I left and he stayed to do that. I walked around for a while until I recieved a call from him saying he had found somewhere that would be easy for me to get the pram in and out as well. We met up and I walked with him to the hotel, we had talked some more about the situation, mine and his kids as we have two older children, his relationship, and the area we were around. He had said he needed a few things, and so we walked passed the hotel to see what shops were down, as there were a couple. I had asked if I could go ahead and check in to put my stuff away so I wasn’t pushing a heavy pram. We walked back to the hotel checked in and put everything away. He had left his stuff there as well, so he wasn’t dragging the suitcase around and he would look for a hotel when he got back. We walked to the shops, got him what he needed. He asked if my fiances kids or myself were hungry, and I said yes. We got food and went back to the hotel. He sat down to eat, and I was feeding my son. We had talked some more, and then when I was eating my food I had mentioned to him that I wanted to tell my fiance that he was here. Right after, my fiance had called me.
I stepped outside to talk to him, and he was crying on the phone telling me he missed me and didn’t want to break up. I was scared of what his reaction would be to me telling him that my ex had came and he was at the hotel, I assumed once he knew that he would be done himself. So I asked if we could meet up, He asked if we were actually breaking up, I answered, Yes, Due to me thinking he would be doneafter telling him about my ex,
He had called again to see if he needed to leave or if I was coming over to his place, and during this phone call, He had asked if someone was with me, I went silent, He asked if “He” was there, I replied yes and that this was the reason for the meetup so I could tell him in person and not over the phone, He was upset, Hung up, and blocked me on everything,
My fiance was upset that I hadn’t told him I was with him 6 of the 9 hours he was there, my fiance was with our daughter having a hard time about the space I needed and hurt, because I am assuming I didn’t care about our relationship and I asked for space and used most of that time talking with my ex.
We eventually talked through it all, with a mediator, his friend. And I went back to get my things, and came home.
Since all this the relationship has felt awkward. To me it feels like we aren’t meshing as well, and that there is an emptiness to the air. It has only been a week, but our communication is probably the best it has ever been, the time together is the most we have ever spent together, and all the previous problems in the relationship are minimal. I asked my fiance about this and he says he feels the same way,
My depressionhas also got way worse and I am feeling a detachment from him and my kids, He feels the exact same way.
This is our deepest argument emotionally, We are in a better place but feel worse in our situation,
Is this normal?
will this pass?
or
Will it get worse?
is this the end?
TLDR
We has an arguement, Got a hotel, Broke trust on both ends, Made up, Relationship feels different.
Comments
Dude.
This is toxic as shit.
Your children are watching this horseshit and learning from you that this is what they look for in a future relationship.
Would you want any of your children in their adulthood to come to you and describe to you the relationship you are describing right now?
This is the very definition of a toxic relationship and, to be perfectly blunt, you have no backbone.
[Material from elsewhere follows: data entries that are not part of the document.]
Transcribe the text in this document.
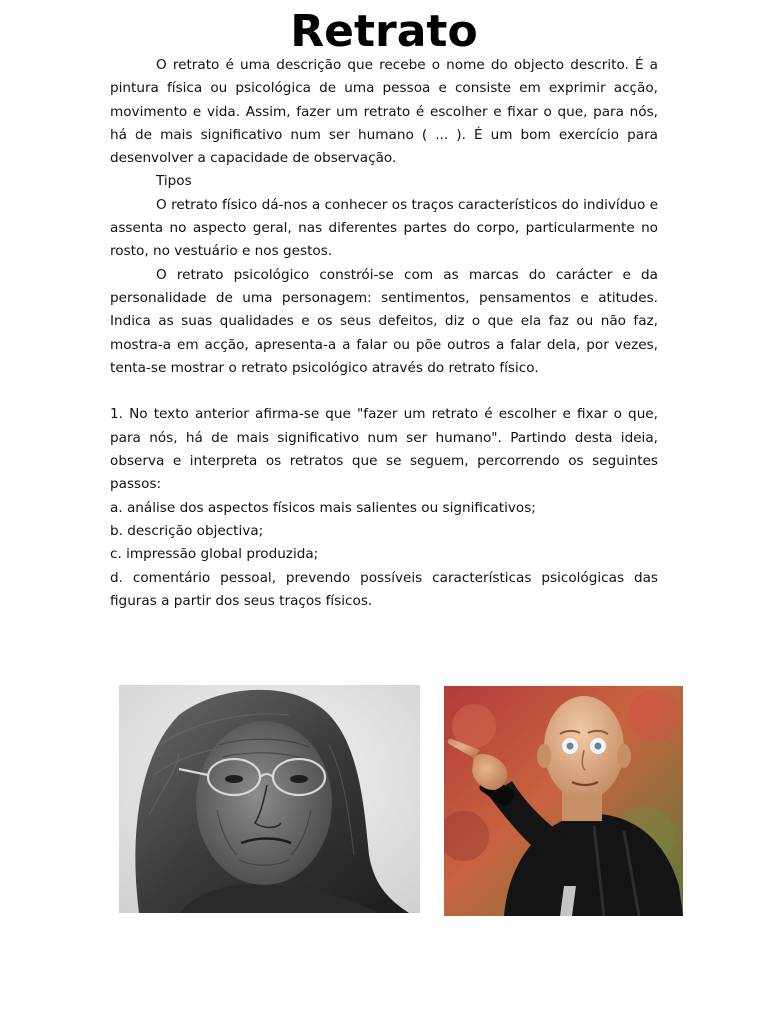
Retrato

O retrato é uma descrição que recebe o nome do objecto descrito. É a pintura física ou psicológica de uma pessoa e consiste em exprimir acção, movimento e vida. Assim, fazer um retrato é escolher e fixar o que, para nós, há de mais significativo num ser humano ( ... ). É um bom exercício para desenvolver a capacidade de observação.

Tipos

O retrato físico dá-nos a conhecer os traços característicos do indivíduo e assenta no aspecto geral, nas diferentes partes do corpo, particularmente no rosto, no vestuário e nos gestos.

O retrato psicológico constrói-se com as marcas do carácter e da personalidade de uma personagem: sentimentos, pensamentos e atitudes. Indica as suas qualidades e os seus defeitos, diz o que ela faz ou não faz, mostra-a em acção, apresenta-a a falar ou põe outros a falar dela, por vezes, tenta-se mostrar o retrato psicológico através do retrato físico.

1. No texto anterior afirma-se que "fazer um retrato é escolher e fixar o que, para nós, há de mais significativo num ser humano". Partindo desta ideia, observa e interpreta os retratos que se seguem, percorrendo os seguintes passos:

a. análise dos aspectos físicos mais salientes ou significativos;

b. descrição objectiva;

c. impressão global produzida;

d. comentário pessoal, prevendo possíveis características psicológicas das figuras a partir dos seus traços físicos.
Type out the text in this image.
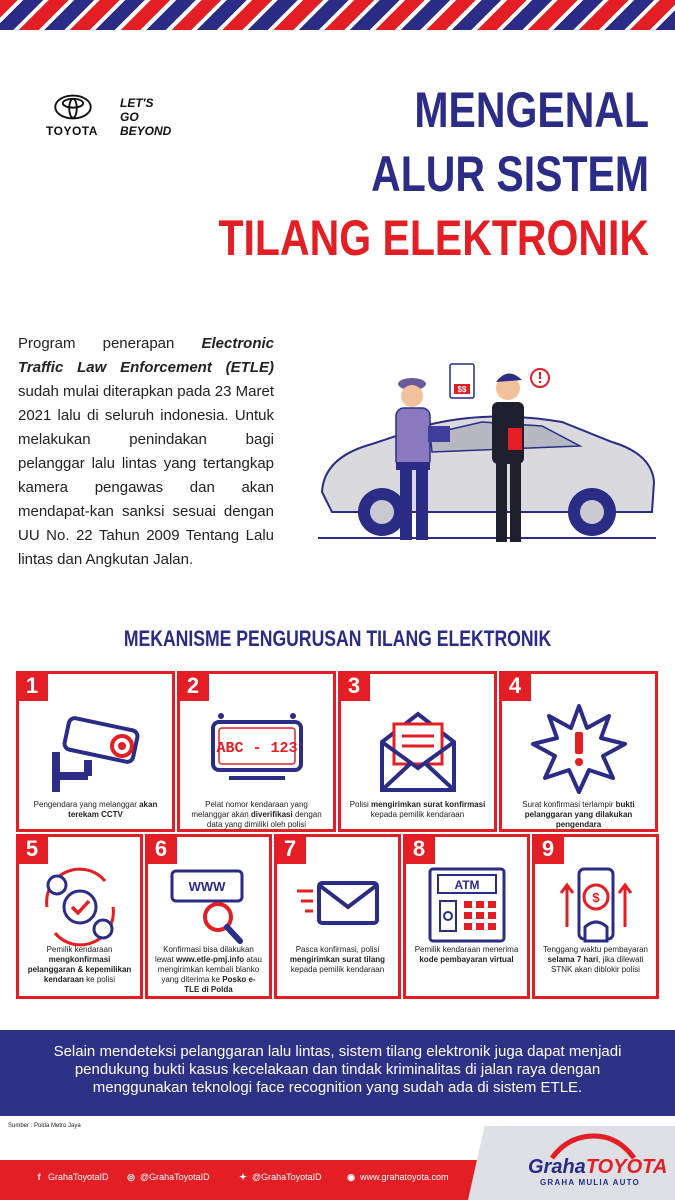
TOYOTA
LET'S
GO
BEYOND	MENGENAL
ALUR SISTEM
TILANG ELEKTRONIK

Program penerapan Electronic Traffic Law Enforcement (ETLE) sudah mulai diterapkan pada 23 Maret 2021 lalu di seluruh indonesia. Untuk melakukan penindakan bagi pelanggar lalu lintas yang tertangkap kamera pengawas dan akan mendapat-kan sanksi sesuai dengan UU No. 22 Tahun 2009 Tentang Lalu lintas dan Angkutan Jalan.

$$
MEKANISME PENGURUSAN TILANG ELEKTRONIK
1
Pengendara yang melanggar akan terekam CCTV
2
ABC - 123
Pelat nomor kendaraan yang melanggar akan diverifikasi dengan data yang dimiliki oleh polisi
3
Polisi mengirimkan surat konfirmasi kepada pemilik kendaraan
4
Surat konfirmasi terlampir bukti pelanggaran yang dilakukan pengendara
5
Pemilik kendaraan mengkonfirmasi pelanggaran & kepemilikan kendaraan ke polisi
6
WWW
Konfirmasi bisa dilakukan lewat www.etle-pmj.info atau mengirimkan kembali blanko yang diterima ke Posko e-TLE di Polda
7
Pasca konfirmasi, polisi mengirimkan surat tilang kepada pemilik kendaraan
8
ATM
Pemilik kendaraan menerima kode pembayaran virtual
9
$
Tenggang waktu pembayaran selama 7 hari, jika dilewati STNK akan diblokir polisi
Selain mendeteksi pelanggaran lalu lintas, sistem tilang elektronik juga dapat menjadi pendukung bukti kasus kecelakaan dan tindak kriminalitas di jalan raya dengan menggunakan teknologi face recognition yang sudah ada di sistem ETLE.
Sumber : Polda Metro Jaya
f GrahaToyotaID ◎ @GrahaToyotaID	✦ @GrahaToyotaID	◉ www.grahatoyota.com	GrahaTOYOTA
GRAHA MULIA AUTO
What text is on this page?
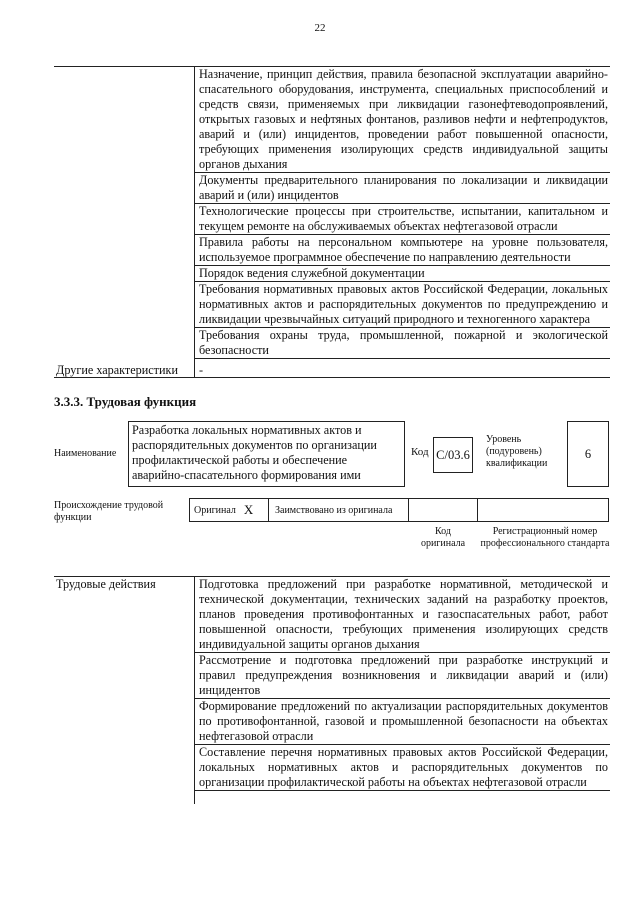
22
Назначение, принцип действия, правила безопасной эксплуатации аварийно-спасательного оборудования, инструмента, специальных приспособлений и средств связи, применяемых при ликвидации газонефтеводопроявлений, открытых газовых и нефтяных фонтанов, разливов нефти и нефтепродуктов, аварий и (или) инцидентов, проведении работ повышенной опасности, требующих применения изолирующих средств индивидуальной защиты органов дыхания
Документы предварительного планирования по локализации и ликвидации аварий и (или) инцидентов
Технологические процессы при строительстве, испытании, капитальном и текущем ремонте на обслуживаемых объектах нефтегазовой отрасли
Правила работы на персональном компьютере на уровне пользователя, используемое программное обеспечение по направлению деятельности
Порядок ведения служебной документации
Требования нормативных правовых актов Российской Федерации, локальных нормативных актов и распорядительных документов по предупреждению и ликвидации чрезвычайных ситуаций природного и техногенного характера
Требования охраны труда, промышленной, пожарной и экологической безопасности
Другие характеристики -
3.3.3. Трудовая функция
Наименование
Разработка локальных нормативных актов и распорядительных документов по организации профилактической работы и обеспечение аварийно-спасательного формирования ими
Код С/03.6
Уровень (подуровень) квалификации
6
Происхождение трудовой функции
Оригинал X Заимствовано из оригинала
Код оригинала
Регистрационный номер профессионального стандарта
Трудовые действия	Подготовка предложений при разработке нормативной, методической и технической документации, технических заданий на разработку проектов, планов проведения противофонтанных и газоспасательных работ, работ повышенной опасности, требующих применения изолирующих средств индивидуальной защиты органов дыхания
Рассмотрение и подготовка предложений при разработке инструкций и правил предупреждения возникновения и ликвидации аварий и (или) инцидентов
Формирование предложений по актуализации распорядительных документов по противофонтанной, газовой и промышленной безопасности на объектах нефтегазовой отрасли
Составление перечня нормативных правовых актов Российской Федерации, локальных нормативных актов и распорядительных документов по организации профилактической работы на объектах нефтегазовой отрасли
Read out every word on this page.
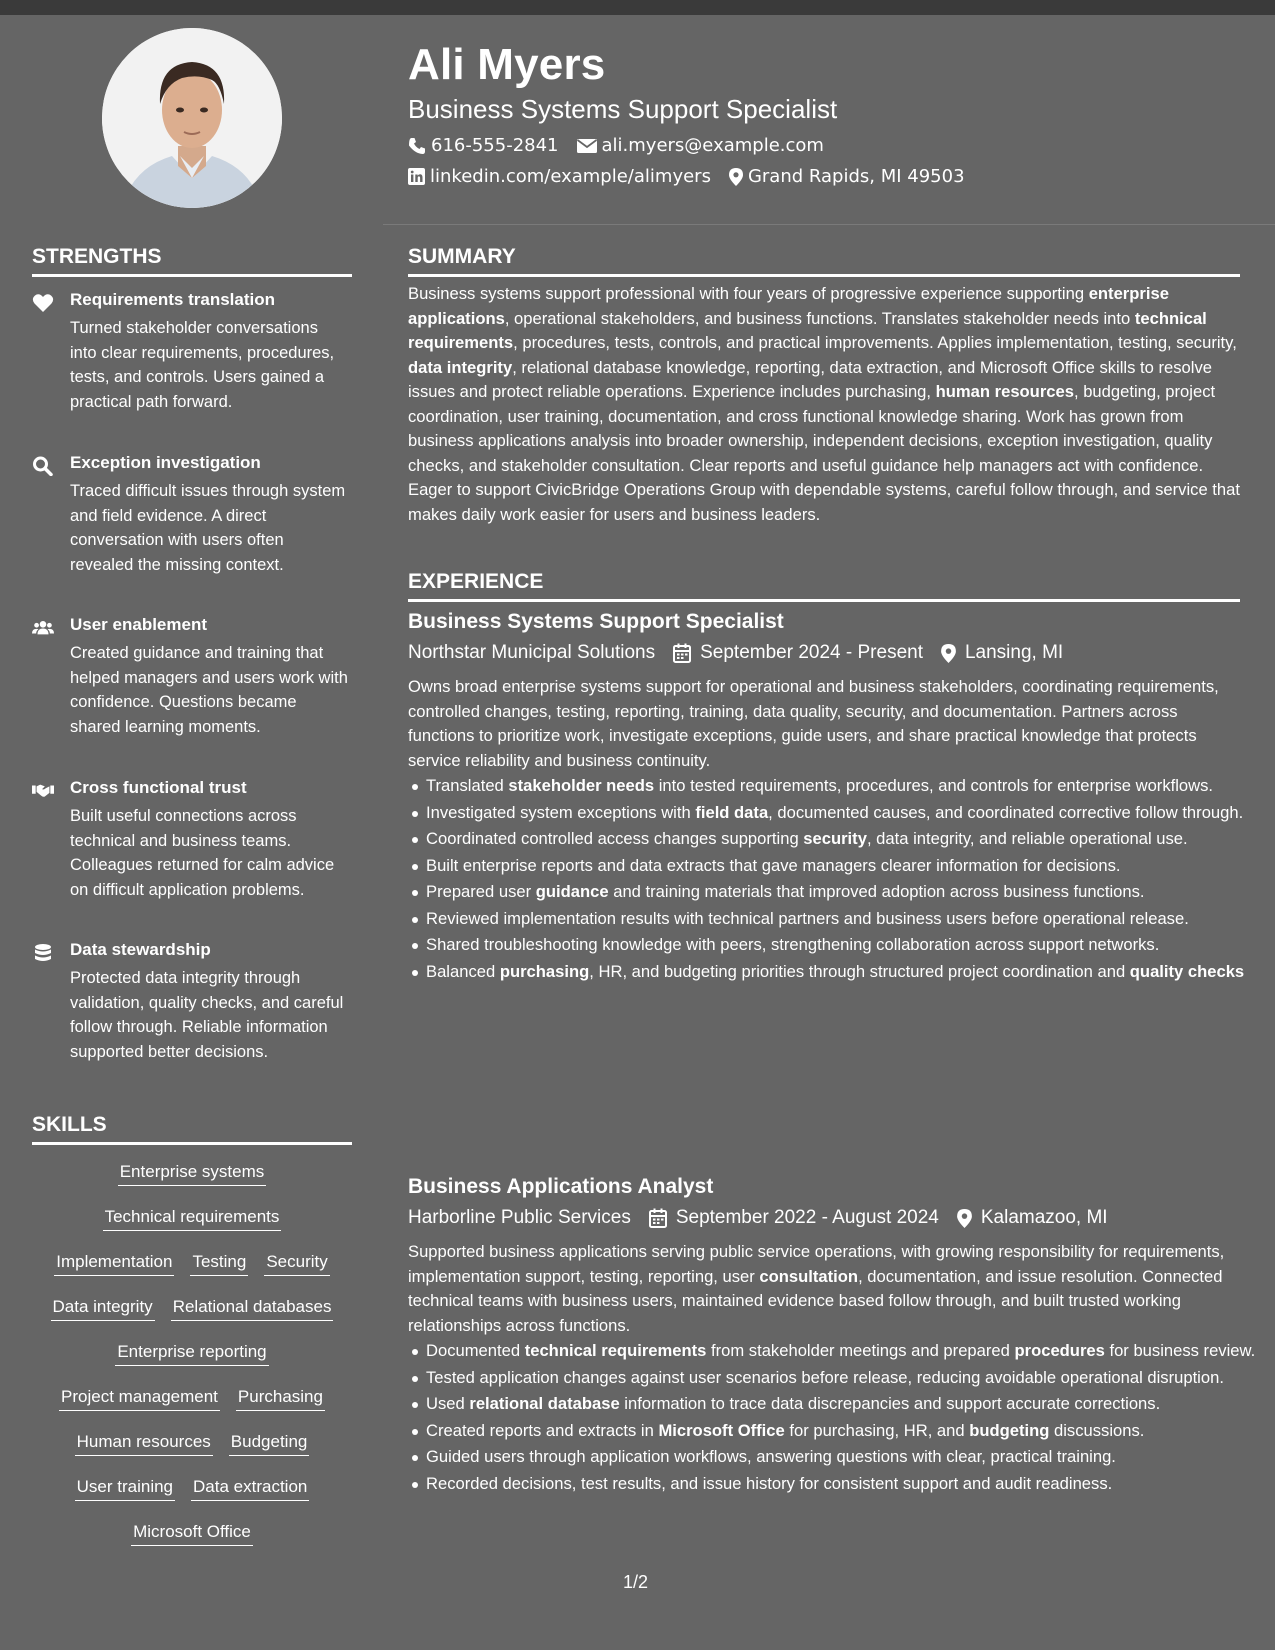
STRENGTHS
Requirements translation
Turned stakeholder conversations into clear requirements, procedures, tests, and controls. Users gained a practical path forward.
Exception investigation
Traced difficult issues through system and field evidence. A direct conversation with users often revealed the missing context.
User enablement
Created guidance and training that helped managers and users work with confidence. Questions became shared learning moments.
Cross functional trust
Built useful connections across technical and business teams. Colleagues returned for calm advice on difficult application problems.
Data stewardship
Protected data integrity through validation, quality checks, and careful follow through. Reliable information supported better decisions.
SKILLS
Enterprise systems
Technical requirements
Implementation Testing Security
Data integrity Relational databases
Enterprise reporting
Project management Purchasing
Human resources Budgeting
User training Data extraction
Microsoft Office
Ali Myers
Business Systems Support Specialist
616-555-2841 ali.myers@example.com
linkedin.com/example/alimyers Grand Rapids, MI 49503
SUMMARY
Business systems support professional with four years of progressive experience supporting enterprise applications, operational stakeholders, and business functions. Translates stakeholder needs into technical requirements, procedures, tests, controls, and practical improvements. Applies implementation, testing, security, data integrity, relational database knowledge, reporting, data extraction, and Microsoft Office skills to resolve issues and protect reliable operations. Experience includes purchasing, human resources, budgeting, project coordination, user training, documentation, and cross functional knowledge sharing. Work has grown from business applications analysis into broader ownership, independent decisions, exception investigation, quality checks, and stakeholder consultation. Clear reports and useful guidance help managers act with confidence. Eager to support CivicBridge Operations Group with dependable systems, careful follow through, and service that makes daily work easier for users and business leaders.
EXPERIENCE
Business Systems Support Specialist
Northstar Municipal Solutions September 2024 - Present Lansing, MI
Owns broad enterprise systems support for operational and business stakeholders, coordinating requirements, controlled changes, testing, reporting, training, data quality, security, and documentation. Partners across functions to prioritize work, investigate exceptions, guide users, and share practical knowledge that protects service reliability and business continuity.
Translated stakeholder needs into tested requirements, procedures, and controls for enterprise workflows.
Investigated system exceptions with field data, documented causes, and coordinated corrective follow through.
Coordinated controlled access changes supporting security, data integrity, and reliable operational use.
Built enterprise reports and data extracts that gave managers clearer information for decisions.
Prepared user guidance and training materials that improved adoption across business functions.
Reviewed implementation results with technical partners and business users before operational release.
Shared troubleshooting knowledge with peers, strengthening collaboration across support networks.
Balanced purchasing, HR, and budgeting priorities through structured project coordination and quality checks
Business Applications Analyst
Harborline Public Services September 2022 - August 2024 Kalamazoo, MI
Supported business applications serving public service operations, with growing responsibility for requirements, implementation support, testing, reporting, user consultation, documentation, and issue resolution. Connected technical teams with business users, maintained evidence based follow through, and built trusted working relationships across functions.
Documented technical requirements from stakeholder meetings and prepared procedures for business review.
Tested application changes against user scenarios before release, reducing avoidable operational disruption.
Used relational database information to trace data discrepancies and support accurate corrections.
Created reports and extracts in Microsoft Office for purchasing, HR, and budgeting discussions.
Guided users through application workflows, answering questions with clear, practical training.
Recorded decisions, test results, and issue history for consistent support and audit readiness.
1/2
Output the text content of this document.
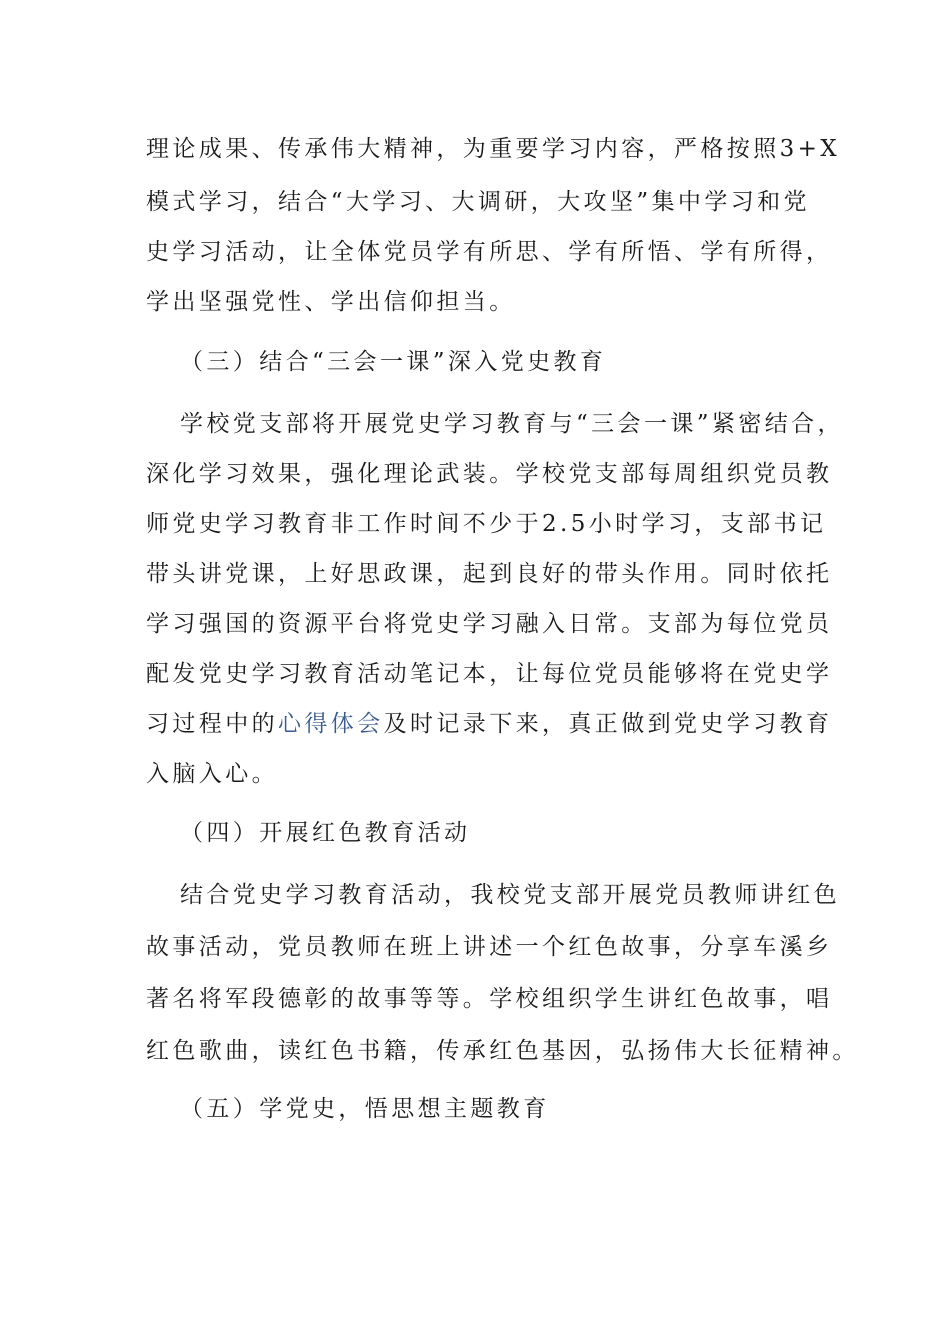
理论成果、传承伟大精神，为重要学习内容，严格按照3+X
模式学习，结合“大学习、大调研，大攻坚”集中学习和党
史学习活动，让全体党员学有所思、学有所悟、学有所得，
学出坚强党性、学出信仰担当。
（三）结合“三会一课”深入党史教育
学校党支部将开展党史学习教育与“三会一课”紧密结合，
深化学习效果，强化理论武装。学校党支部每周组织党员教
师党史学习教育非工作时间不少于2.5小时学习，支部书记
带头讲党课，上好思政课，起到良好的带头作用。同时依托
学习强国的资源平台将党史学习融入日常。支部为每位党员
配发党史学习教育活动笔记本，让每位党员能够将在党史学
习过程中的心得体会及时记录下来，真正做到党史学习教育
入脑入心。
（四）开展红色教育活动
结合党史学习教育活动，我校党支部开展党员教师讲红色
故事活动，党员教师在班上讲述一个红色故事，分享车溪乡
著名将军段德彰的故事等等。学校组织学生讲红色故事，唱
红色歌曲，读红色书籍，传承红色基因，弘扬伟大长征精神。
（五）学党史，悟思想主题教育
I know there are probably many, many very good reasons for that but your lack of imposing consequences for his actions is actually teaching him that treating your poorly has no downside for him. He gets to get pissed off, kick you out, go to a bar with his friends, somehow still be able to have sex with you..wash, rinse, repeat.
I say this with great empathy and compassion. You truly need to work with a therapist and re-learn what romantic relationships are meant to be like.